About Me

Hi. My name is Melissa. I am a 25 year old wife, mother of one, prek teacher, and grad student. My life is a little crazy right now, but it is time to get serious about weight loss. I cannot count the times I have started this journey just to lose the battle of the bulge a few weeks later. I can however count the amount of weight I have gained over the years. The lightest I remember weighing is 175 pounds. I was in seventh grade. I only remember this because I was being weighed in front of the whole basketball team. Of course, I was the heaviest. A few weeks later, I quit the team. I quit the one thing that forced me to exercise. I wasn’t an inactive child. I played softball during the summer. I enjoyed riding my bike and walking outside. It wasn’t until I got into my teens that I really became inactive. It was then that I was allowed to come home by myself after school. I would watch tv, play on the computer, and eat.. and eat and eat. I would lie about the food that I had eaten. At the time, I thought I could lie and they would believe me. They must have known though. Where else had the whole bag of chips and the slices of cheese gone? They didn’t notice things like the mayo that I dipped my cheese in, and some times they didn’t notice the spoonful of ice cream. I became addicted to food. I was bored and alone every afternoon, so I ate. Once I was able to drive, my habit slow down a bit. I went over friends’ houses and to school events. For my senior prom, I was able to lose 20 pounds. Unfortunately, that only put me at about 190. Then off to college I went. I was determined not to gain the “freshmen 15”, but when a relationship started going bad, I started to eat more. At the end of my freshmen year I weighed 220. This is when I met my husband. Our relationship has it’s ups and downs (like any relationship), but nothing that could be a blame for my eating. Why can’t I just stop eating all this crap? I really think I have developed an addiction to food. Food is my drug, my alcohol. I’ve never smoked, and I don’t drink that much. I eat. So now, I am 25 and 255 pounds.
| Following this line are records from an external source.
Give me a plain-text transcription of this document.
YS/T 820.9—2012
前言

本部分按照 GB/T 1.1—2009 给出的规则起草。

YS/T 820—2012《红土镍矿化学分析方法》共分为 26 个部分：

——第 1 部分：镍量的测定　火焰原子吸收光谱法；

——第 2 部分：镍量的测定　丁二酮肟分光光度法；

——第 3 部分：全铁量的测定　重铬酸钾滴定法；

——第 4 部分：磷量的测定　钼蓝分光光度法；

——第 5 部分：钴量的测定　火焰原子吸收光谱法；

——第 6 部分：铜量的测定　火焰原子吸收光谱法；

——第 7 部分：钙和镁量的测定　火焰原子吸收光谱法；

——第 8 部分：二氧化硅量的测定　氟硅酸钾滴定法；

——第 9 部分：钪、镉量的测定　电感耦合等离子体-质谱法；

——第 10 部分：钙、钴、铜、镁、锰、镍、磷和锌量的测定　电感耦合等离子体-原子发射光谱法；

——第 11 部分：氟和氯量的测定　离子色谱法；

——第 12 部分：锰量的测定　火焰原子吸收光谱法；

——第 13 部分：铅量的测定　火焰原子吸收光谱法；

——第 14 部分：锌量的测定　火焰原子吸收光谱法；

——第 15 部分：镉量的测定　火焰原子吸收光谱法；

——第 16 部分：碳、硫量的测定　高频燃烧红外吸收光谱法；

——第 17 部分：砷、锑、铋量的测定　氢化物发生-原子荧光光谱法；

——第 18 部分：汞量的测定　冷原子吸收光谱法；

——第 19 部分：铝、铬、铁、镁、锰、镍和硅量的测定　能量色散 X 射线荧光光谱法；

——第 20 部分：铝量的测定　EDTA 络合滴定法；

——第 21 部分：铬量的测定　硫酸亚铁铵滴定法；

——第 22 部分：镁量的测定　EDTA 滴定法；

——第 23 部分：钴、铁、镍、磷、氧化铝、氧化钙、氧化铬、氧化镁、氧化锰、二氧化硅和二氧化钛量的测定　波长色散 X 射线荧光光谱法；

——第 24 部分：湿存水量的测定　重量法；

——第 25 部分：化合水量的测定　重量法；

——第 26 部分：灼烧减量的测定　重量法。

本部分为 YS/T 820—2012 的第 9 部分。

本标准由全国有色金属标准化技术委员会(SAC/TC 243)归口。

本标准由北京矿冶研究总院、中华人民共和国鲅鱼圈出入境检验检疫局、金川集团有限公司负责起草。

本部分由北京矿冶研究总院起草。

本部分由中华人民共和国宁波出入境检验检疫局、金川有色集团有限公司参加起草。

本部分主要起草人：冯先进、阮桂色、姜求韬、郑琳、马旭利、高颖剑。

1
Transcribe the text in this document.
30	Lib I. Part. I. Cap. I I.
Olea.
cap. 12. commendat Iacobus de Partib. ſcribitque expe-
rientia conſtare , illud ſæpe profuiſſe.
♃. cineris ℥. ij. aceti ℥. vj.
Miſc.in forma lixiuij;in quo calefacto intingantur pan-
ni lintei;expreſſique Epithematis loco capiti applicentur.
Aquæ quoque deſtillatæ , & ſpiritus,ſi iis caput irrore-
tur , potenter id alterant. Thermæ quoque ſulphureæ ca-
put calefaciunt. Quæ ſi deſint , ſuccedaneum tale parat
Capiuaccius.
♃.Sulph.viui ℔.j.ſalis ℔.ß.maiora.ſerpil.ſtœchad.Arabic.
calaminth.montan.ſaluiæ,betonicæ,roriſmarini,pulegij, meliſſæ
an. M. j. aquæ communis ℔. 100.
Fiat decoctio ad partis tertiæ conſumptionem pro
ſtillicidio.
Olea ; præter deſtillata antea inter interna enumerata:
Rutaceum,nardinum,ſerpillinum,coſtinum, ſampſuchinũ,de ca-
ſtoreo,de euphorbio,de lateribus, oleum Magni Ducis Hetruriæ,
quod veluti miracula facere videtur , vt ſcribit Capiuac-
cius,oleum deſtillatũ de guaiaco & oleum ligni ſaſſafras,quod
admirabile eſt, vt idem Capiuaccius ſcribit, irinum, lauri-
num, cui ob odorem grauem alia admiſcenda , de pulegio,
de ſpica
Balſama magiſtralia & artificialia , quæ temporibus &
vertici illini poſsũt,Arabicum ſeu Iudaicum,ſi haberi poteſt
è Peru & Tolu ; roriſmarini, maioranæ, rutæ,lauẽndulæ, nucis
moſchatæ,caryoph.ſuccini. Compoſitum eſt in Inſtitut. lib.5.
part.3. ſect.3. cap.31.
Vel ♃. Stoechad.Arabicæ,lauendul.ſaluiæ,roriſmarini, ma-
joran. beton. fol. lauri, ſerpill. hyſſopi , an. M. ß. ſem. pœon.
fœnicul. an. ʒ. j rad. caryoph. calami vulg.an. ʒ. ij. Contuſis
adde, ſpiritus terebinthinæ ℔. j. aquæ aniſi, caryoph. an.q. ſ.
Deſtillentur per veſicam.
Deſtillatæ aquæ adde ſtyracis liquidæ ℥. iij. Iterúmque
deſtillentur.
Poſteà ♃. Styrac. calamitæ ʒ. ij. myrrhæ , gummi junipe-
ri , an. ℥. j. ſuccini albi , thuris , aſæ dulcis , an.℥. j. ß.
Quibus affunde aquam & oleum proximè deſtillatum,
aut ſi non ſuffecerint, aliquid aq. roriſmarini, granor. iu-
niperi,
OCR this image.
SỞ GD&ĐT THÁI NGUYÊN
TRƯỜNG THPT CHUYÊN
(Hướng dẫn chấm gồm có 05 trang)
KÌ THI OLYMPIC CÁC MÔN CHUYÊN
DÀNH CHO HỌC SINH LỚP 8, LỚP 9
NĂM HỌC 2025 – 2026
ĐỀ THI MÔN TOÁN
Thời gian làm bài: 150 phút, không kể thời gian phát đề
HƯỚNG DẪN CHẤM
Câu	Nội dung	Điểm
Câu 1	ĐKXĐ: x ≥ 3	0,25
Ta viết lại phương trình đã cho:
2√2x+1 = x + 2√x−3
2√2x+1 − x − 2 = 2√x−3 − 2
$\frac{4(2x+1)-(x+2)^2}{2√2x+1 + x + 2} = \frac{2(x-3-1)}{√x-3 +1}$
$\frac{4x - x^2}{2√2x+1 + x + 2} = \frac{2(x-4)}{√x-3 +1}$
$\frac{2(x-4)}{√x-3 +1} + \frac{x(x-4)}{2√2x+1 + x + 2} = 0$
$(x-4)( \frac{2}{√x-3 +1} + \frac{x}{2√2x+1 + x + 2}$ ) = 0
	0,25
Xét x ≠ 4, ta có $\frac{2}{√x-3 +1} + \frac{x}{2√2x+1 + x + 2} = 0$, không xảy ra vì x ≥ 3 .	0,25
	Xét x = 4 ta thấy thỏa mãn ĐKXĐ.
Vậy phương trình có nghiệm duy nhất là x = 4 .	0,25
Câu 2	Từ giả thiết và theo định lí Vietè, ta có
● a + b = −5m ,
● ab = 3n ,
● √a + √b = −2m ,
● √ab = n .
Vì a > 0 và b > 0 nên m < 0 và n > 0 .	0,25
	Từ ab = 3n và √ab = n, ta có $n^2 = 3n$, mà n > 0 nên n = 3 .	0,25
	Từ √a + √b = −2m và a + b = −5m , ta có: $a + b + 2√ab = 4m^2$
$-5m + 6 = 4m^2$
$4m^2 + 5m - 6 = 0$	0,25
I am a little over 100 pounds over weight. My goal is to weigh 150 pounds. I don’t really have a specific time goal (I have found that a time limit is just frustrating when I don’t meet it). My goals that are dependant on weight loss are being able to shop in regular sizes (not plus size), being able to play with my daughter without getting tired, feeling healthier, and just being more happy with who I am. I love who I am on the inside. I would like to feel the same about the outside. So without hesitation, I am starting my new life today!!
As a part of my new life I will be monitoring my progress at least weekly. I will be weighing in, keeping track of my food and calories, and recording some of my fitness achievements.


Best of luck to you!! I know how hard it is.